開始17分までに2ゴールを奪取!
10月6日にニュージーランドを2対1で退けた一戦に続いて、10日にも『キリンカップチャレンジカップ2017』が開催された。舞台を神奈川県の日産スタジアムに移し、SAMURAI BLUE(日本代表)はハイチ代表と激突した。
チームを率いるヴァイッド・ハリルホジッチ監督は、4日前のニュージーランド戦からスタメンを9人入れ替えた。
GKには東口順昭(ガンバ大阪)が指名され、DFラインは酒井高徳(ハンブルガーSV/ドイツ)が右サイドバックに、長友佑都(インテル・ミラノ/イタリア)が左サイドバックに入る。2試合連続先発の長友は、左腕にキャプテンマークを巻く。
左センターバックの槙野智章(浦和レッズ)も、長友と同じく2試合連続先発だ。最終ライン中央で彼とコンビを組む右センターバックには、昌子源(鹿島アントラーズ)が入る。

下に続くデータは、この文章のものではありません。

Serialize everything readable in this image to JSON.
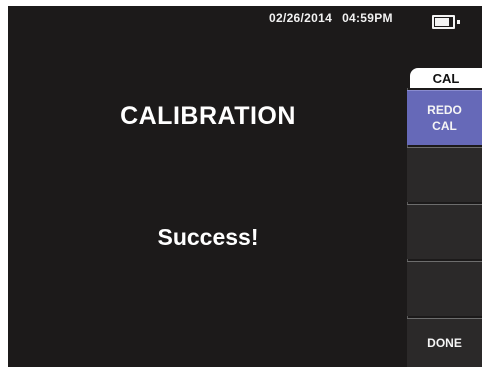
{
  "status_bar": {
    "date": "02/26/2014",
    "time": "04:59PM",
    "battery_level": 0.8,
    "battery_icon": "battery-icon"
  },
  "main": {
    "title": "CALIBRATION",
    "message": "Success!"
  },
  "menu": {
    "title": "CAL",
    "keys": [
      {
        "label": "REDO\nCAL",
        "active": true
      },
      {
        "label": ""
      },
      {
        "label": ""
      },
      {
        "label": ""
      },
      {
        "label": "DONE"
      }
    ]
  },
  "colors": {
    "background": "#1c1a1a",
    "active_key": "#6669b8",
    "text": "#ffffff"
  }
}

この日の日本は4-3-3のシステムを採用し、中盤はアンカーと呼ばれる下がり目のポジションと、二人のインサイドハーフで構成される。アンカーは遠藤航(浦和レッズ)、右インサイドハーフは小林祐希(SCヘーレンフェーン/オランダ)、左インサイドハーフは倉田秋(ガンバ大阪)だ。小林は初先発だ。
3トップには右から浅野拓磨(Vfbシュツットガルト/ドイツ)、杉本健勇(セレッソ大阪)、乾貴士(SDエイバル/スペイン)が並ぶ。
試合はいきなり動く。7分、左サイド深くまで侵入した長友のクロスを、ニアサイドの倉田がヘディングで合わせたのだ。背番号7を着けた倉田は、ニュージーランド戦に続く2試合連続弾だ。
先制点で勢いをつかんだ日本は、17分に追加点を奪う。右サイドの酒井、乾、浅野がテンポよくパスをつなぎ、杉本のラストパスから倉田が右足で狙う。この一撃はGKに弾かれたものの、こぼれ球を杉本が左足でプッシュした。この日が3試合目の国際Aマッチ出場となる杉本は、自身初のスタメンで代表初ゴールをマークした。
リードを2点に広げた日本は、畳み掛けるようにハイチのゴールへ迫る。19分、浅野がDFのマークを受けながら強引にシュートへ持ち込む。ところが28分、中盤でのボールロストからゴールに迫られ、1点を返されてしまう。
2対1となった直後の31分、ペナルティエリア内でDFをかわした酒井が左足で決定的なシュートを放つ。惜しくも得点にはつながらなかったが、日本のアグレッシブな姿勢はスタンドを大いに沸かせた。
後半アディショナルタイムに執念の同点弾が!
後半開始とともに、ハリルホジッチ監督は2人の選手を交代させる。長友に代わって車屋紳太郎(川崎フロンターレ)が左サイドバックに、浅野が退いて原口元気(ヘルタ・ベルリン/ドイツ)が右ウイングに入った。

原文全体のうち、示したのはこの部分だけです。